Low-Frequency Oscillations in Optical Measurements of Metal-Nanoparticle Vibrations

Date

2022-06-14

Department

Program

Citation of Original Publication

Ahmed, Aftab, et al. "Low-Frequency Oscillations in Optical Measurements of Metal-Nanoparticle Vibrations." Nano Letters (14 June 2022). doi:https://doi.org/10.1021/acs.nanolett.2c01339

Rights

This work was written as part of one of the author's official duties as an Employee of the United States Government and is therefore a work of the United States Government.

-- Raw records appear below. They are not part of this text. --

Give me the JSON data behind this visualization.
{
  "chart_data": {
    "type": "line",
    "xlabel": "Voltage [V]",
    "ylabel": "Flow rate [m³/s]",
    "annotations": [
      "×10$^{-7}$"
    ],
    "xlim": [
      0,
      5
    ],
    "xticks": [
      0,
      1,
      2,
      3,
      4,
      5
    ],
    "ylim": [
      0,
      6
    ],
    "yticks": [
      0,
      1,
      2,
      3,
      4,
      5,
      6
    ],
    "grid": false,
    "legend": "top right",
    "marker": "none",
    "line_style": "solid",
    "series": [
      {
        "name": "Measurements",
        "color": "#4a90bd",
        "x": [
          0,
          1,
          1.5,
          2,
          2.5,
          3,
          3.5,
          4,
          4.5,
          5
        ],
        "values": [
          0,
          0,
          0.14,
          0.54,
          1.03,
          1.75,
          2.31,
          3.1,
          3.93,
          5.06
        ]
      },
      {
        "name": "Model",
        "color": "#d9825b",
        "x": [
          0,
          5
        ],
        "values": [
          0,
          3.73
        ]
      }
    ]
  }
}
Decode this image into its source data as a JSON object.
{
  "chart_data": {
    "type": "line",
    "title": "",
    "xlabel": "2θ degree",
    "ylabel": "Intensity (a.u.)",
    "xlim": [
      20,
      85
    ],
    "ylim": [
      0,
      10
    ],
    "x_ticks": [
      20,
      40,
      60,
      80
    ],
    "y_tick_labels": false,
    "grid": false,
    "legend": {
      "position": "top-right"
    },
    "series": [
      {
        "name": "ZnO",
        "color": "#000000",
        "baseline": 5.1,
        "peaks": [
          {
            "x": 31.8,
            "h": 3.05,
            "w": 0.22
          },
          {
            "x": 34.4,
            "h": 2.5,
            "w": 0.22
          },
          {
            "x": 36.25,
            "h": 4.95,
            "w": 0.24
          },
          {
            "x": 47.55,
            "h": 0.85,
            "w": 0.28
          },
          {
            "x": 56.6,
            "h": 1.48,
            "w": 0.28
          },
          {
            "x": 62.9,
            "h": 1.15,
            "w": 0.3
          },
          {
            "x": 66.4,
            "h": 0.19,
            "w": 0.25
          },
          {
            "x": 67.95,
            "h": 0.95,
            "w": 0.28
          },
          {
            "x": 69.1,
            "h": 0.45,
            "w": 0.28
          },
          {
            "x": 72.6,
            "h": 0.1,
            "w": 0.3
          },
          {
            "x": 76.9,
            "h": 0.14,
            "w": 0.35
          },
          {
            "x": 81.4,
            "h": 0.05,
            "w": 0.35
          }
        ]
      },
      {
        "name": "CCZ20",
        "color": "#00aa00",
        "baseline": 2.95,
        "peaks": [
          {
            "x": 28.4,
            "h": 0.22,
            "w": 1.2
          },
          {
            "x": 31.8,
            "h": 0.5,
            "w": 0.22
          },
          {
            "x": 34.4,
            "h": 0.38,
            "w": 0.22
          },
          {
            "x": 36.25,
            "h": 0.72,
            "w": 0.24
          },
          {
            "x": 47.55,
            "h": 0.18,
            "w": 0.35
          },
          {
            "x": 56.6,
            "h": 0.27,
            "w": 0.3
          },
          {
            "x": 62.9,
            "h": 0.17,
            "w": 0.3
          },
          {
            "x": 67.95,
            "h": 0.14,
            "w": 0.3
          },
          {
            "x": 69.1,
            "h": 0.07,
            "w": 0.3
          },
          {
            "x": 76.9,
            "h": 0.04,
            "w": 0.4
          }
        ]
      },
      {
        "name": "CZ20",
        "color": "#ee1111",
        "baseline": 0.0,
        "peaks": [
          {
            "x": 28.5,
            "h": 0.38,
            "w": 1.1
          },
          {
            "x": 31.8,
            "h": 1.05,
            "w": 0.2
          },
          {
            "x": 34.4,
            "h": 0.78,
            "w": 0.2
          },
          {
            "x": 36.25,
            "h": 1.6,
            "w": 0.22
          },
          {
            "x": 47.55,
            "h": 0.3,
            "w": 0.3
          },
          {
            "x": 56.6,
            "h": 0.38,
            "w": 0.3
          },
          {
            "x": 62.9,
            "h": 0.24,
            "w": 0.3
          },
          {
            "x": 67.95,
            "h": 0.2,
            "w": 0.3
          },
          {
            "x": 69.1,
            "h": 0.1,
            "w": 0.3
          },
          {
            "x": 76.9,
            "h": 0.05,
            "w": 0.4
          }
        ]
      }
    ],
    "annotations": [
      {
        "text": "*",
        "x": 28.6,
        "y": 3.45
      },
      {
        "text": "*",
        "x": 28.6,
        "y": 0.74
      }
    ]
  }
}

In accordance with 17 U.S.C. 105, no copyright protection is available for such works under U.S. Law.
Public Domain Mark 1.0

Subjects

Abstract

Time-resolved optical measurements of vibrating metal nanoparticles have been used extensively to probe the ultrafast mechanical properties of the nanoparticles and of the surrounding liquid, but nearly all investigations so far have been limited to the linear regime. Here, we report the observation of a low-frequency oscillating signal in transient-absorption measurements of nanoparticles with octahedral gold cores and cubic silver shells; the signal appears at the difference of two mechanical vibrational frequencies in the particles, suggesting a nonlinear mixing process. We tentatively attribute this proposed mixing to a nonlinear coupling between a vibrational mode of the nanoparticle and its optical-frequency plasmon resonance. The optimization of this nonlinear transduction may enable high-efficiency opto-mechanical frequency mixing in the GHz–THz frequency regime.